On Mar 20, 2019, at 5:02 PM, DanOlds notifications@github.com wrote:

@chiahaoliu that could very well be the case. I'm happy to test that next time there is a break in the schedule at the beamline, because I can't remember the exact sequence of events that led to this behavior on Monday. If that is the case, it might be advisable for bsui to 'forget' xrun at the end of _end_beamtime, to force the next user to re-associate xrun with the bt.

— You are receiving this because you were mentioned. Reply to this email directly, view it on GitHub, or mute the thread.

chiahaoliu commented 5 years ago

@DanOlds Just examined the code again, I found answering y at the end of the archiving process should lead to no action in the code ref.

Could you elaborate a bit more on this issue? Does the remote archive go to an unexpected place which is different than the path shown by _end_beamtime function?

DanOlds commented 5 years ago

@chiahaoliu the current behavior, to my understanding, is that the user_data directory is moved/renamed to one called 'user_data_PIname_SAF_datatime'. A new, empty 'user_data' directory is then created.

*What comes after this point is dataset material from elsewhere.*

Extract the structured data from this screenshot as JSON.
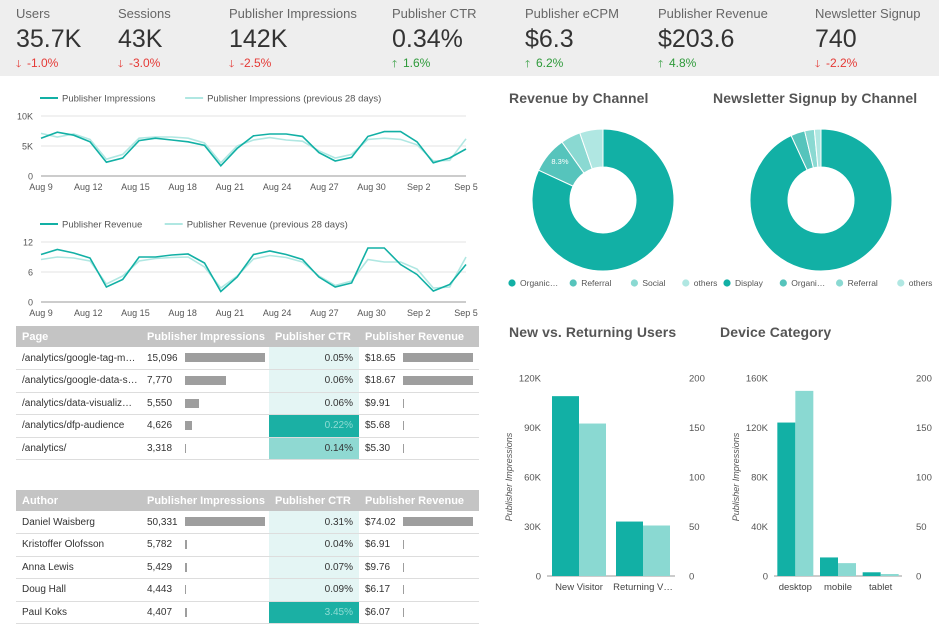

The 'user_data_PIname_SAF_datetime' is then effectively an archive of the users entire working directory. There is no reason to delete it automatically via the y/n option at the end of _end_beamtime. It seems reasonable to me that we could simply manually delete that archive at a later time (thus assuring time for the contained notes/analysis to be retrieved or transfered).

If you look in the /nsls2/xf28id1/xpdacq_data folder currently, you'll see a number of these directories, as well as the active 'user_data' directory.